User input Level-set, Region-growing, Watershed, and the proposed method have accuracy rate of more than 0.95. And, the proposed method had higher accuracy than the user input method. The standard deviation of accuracy help to constantly maintain the performance of the user input Level-set in each slice. And, when compared to the proposed method, the image segmentation method of the user input Level-set had constant performance for each slice. Unlike the proposed auto-configuration method, other segmentation methods intervene in user’s input for image segmentation process. This leads to higher performance in the standard deviation. The initial contour set by the user’s naked eye was less optimized and slow when compared with the MLevel-set. This resulted in lower performance of the user input Level-set. The region outside the lung exists in a non-optimized region. It thus showed lower performance than that of a MLevel-set. In addition, as shown in Table 2, the necessary number of cycles for the user input and proposed method was measured as 5.373 × 1011 and 8.569 × 109, respectively.

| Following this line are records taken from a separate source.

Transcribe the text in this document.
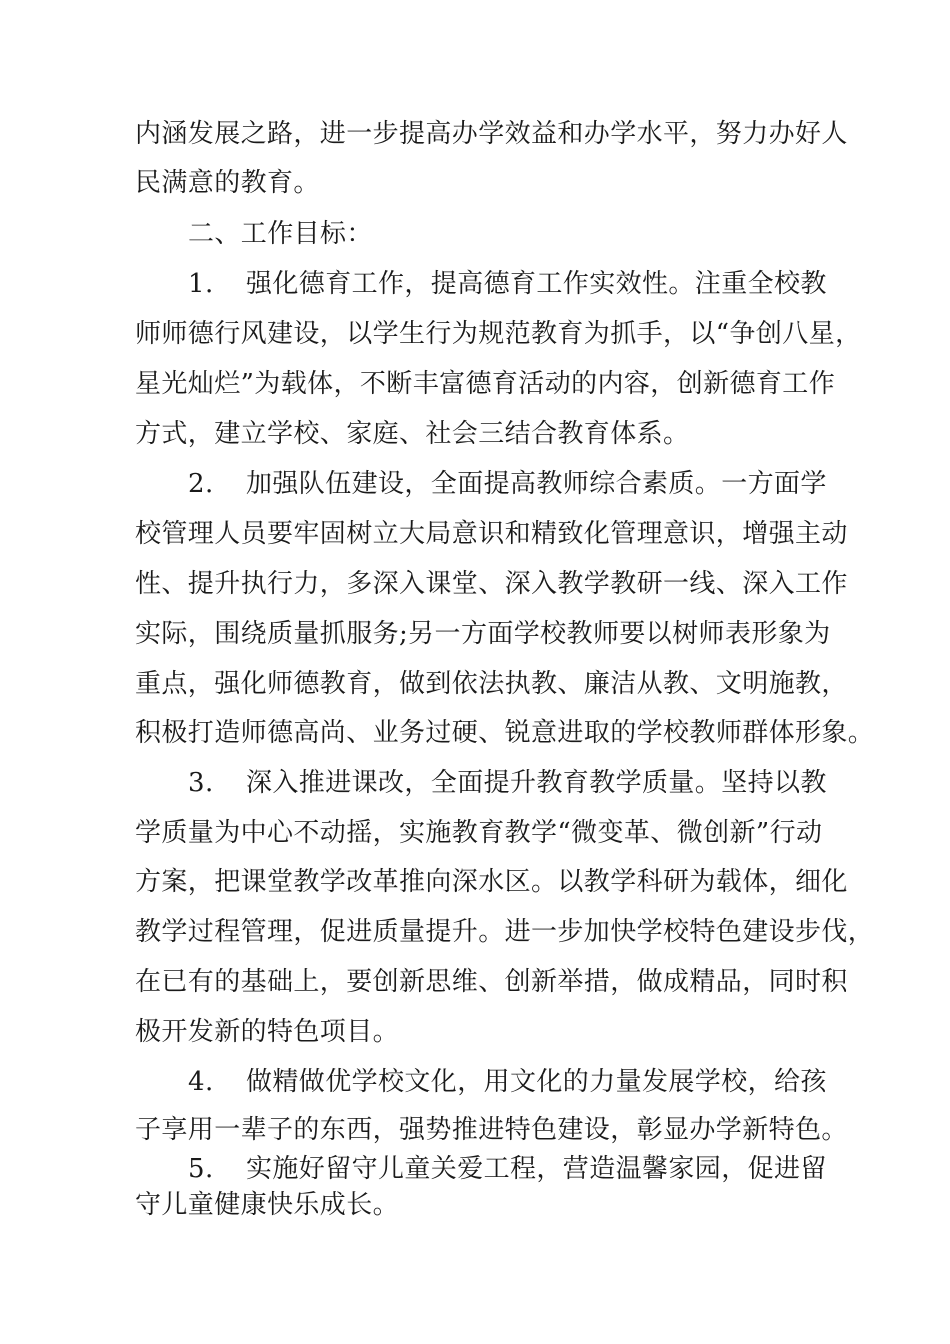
内涵发展之路，进一步提高办学效益和办学水平，努力办好人
民满意的教育。
二、工作目标：
1. 强化德育工作，提高德育工作实效性。注重全校教
师师德行风建设，以学生行为规范教育为抓手，以“争创八星，
星光灿烂”为载体，不断丰富德育活动的内容，创新德育工作
方式，建立学校、家庭、社会三结合教育体系。
2. 加强队伍建设，全面提高教师综合素质。一方面学
校管理人员要牢固树立大局意识和精致化管理意识，增强主动
性、提升执行力，多深入课堂、深入教学教研一线、深入工作
实际，围绕质量抓服务;另一方面学校教师要以树师表形象为
重点，强化师德教育，做到依法执教、廉洁从教、文明施教，
积极打造师德高尚、业务过硬、锐意进取的学校教师群体形象。
3. 深入推进课改，全面提升教育教学质量。坚持以教
学质量为中心不动摇，实施教育教学“微变革、微创新”行动
方案，把课堂教学改革推向深水区。以教学科研为载体，细化
教学过程管理，促进质量提升。进一步加快学校特色建设步伐，
在已有的基础上，要创新思维、创新举措，做成精品，同时积
极开发新的特色项目。
4. 做精做优学校文化，用文化的力量发展学校，给孩
子享用一辈子的东西，强势推进特色建设，彰显办学新特色。
5. 实施好留守儿童关爱工程，营造温馨家园，促进留
守儿童健康快乐成长。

Cycles that are expended when the user inputs initial contours were excluded from the user input level-set. This shows that the performance of Level-set was reduced in the proposed method because a more suitable initial contour was entered in this method. It is possible to confirm with this comparison whether the level-set performance speed can be improved through automatic input of initial contours.

Table 2 Number of cycles needed in segmentation of lung regions

5 Conclusions

Owing to the improvements in the performance of medical imaging equipment, medical diagnosis using image analysis with computer has become significant. Furthermore, the resolution, number, and volume of medical images have increased. Large-scale medical image management is important for specialists for easily using medical images in diagnosis and treatment. Image compression is required for efficient transmission and storage of large medical image data. Although DICOM’s JPEG 2000 RoI Coding compresses RoI without damaging it, the method for segmenting RoI is not specified. As a result, image segmentation is required for managing large volumes of medical image data.

The medical image segmentation should be performed first before undertaking other steps in of medical image processing. However, the similarities in the biological characteristics of organs cause difficulties in performing region segmentation of medical images. Of all the medical image segmentation methods, Level-set has a slow performance speed as it requires the user to configure an initial contour. However, the performance speed can be improved by entering appropriate initial contour to the form of the object. This paper proposed a MLevel-set that proposed auto-configuration of the initial contour to as a solution to this problem. In this MLevel-set, multi-resolution analysis was applied to reduce the computation of auto-configuration process of the initial contour. And, to rectify errors present in the initial contour caused by data loss. To rectify these errors, the volume data characteristics of chest CT images and segmentation reconstruction method using linear equations are proposed in this paper. According to the experimental results, it was confirmed that the proposed method had lower performance and higher accuracy when compared to the Level-set using the initial contour through the user input, but overall, it was established that the proposed method had higher segmentation accuracy.

In the future, studies on the detailed segmentation for the bronchi, pulmonary vessels, and lobe, which exist within the segmented lung region and on automatic detection of a suspicious region will be carried out.